La bosse des mathématiques
Source de l’article que je recopie : https://www.atlantico.fr/decryptage/718961/la-bosse-des-maths-existe-t-elle-vraiment–michel-vigier

« Dans l’Association pour la Prévention de l’Innumérisme, nous luttons pour faire disparaître ces lieux communs qui perturbent gravement les familles, les enfants et les enseignants. Il faut l’écrire, le dire, le réécrire, le redire : « La bosse des maths, n’existe pas et son inverse la dyscalculie, non plus, bien sûr !»

« Nos facultés cognitives dépendent autant de l’apprentissage que de l’hérédité ». Tout à fait d’accord, dans le cas des mathématiques, nos propres recherches et expérimentations nous permettent même d’affirmer que « Les facteurs héritables génétiquement ou d’origine environnementale ne sont pas tels qu’ils puissent empêcher un élève d’accéder, dans des délais courts ou raisonnables suivant les savoirs et les compétences déjà acquis, au niveau de base minimal et indispensable en Math (socle commun, niveau 2 OCDE) ».

Nous reconnaissons, bien évidemment, qu’il puisse y avoir une inégalité dans ce que nous recevons de nos parents mais les apprentissages en maths sont suffisamment simples pour être accessibles à tous. »

Mon opinion actuelle est que si une personne est douée/mauvaise en mathématiques, cela n’est pas uniquement lié à son ADN et que les facteurs environnementaux sont prépondérants.

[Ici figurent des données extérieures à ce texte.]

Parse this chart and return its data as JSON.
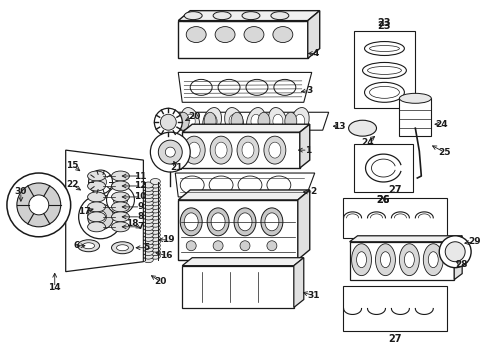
{
  "bg_color": "#ffffff",
  "line_color": "#1a1a1a",
  "fig_width": 4.9,
  "fig_height": 3.6,
  "dpi": 100
}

Cependant, cela n’enlève bien évidemment rien à la nécessité d’instaurer un droit d’accès aux origines pour les personnes issues d’un don.

Edit du 28 juillet 2020 : La députée Coralie Dubost a redit que la connaissance du donneur permettrait à la personne issue du don de comprendre pourquoi elle est bonne en mathématiques.

Edit du 19 août 2020 : Nous vous recommandons la lecture de la revue Science & Vie Junior et tout particulièrement son numéro 372 de septembre 2020 qui traite de cette question.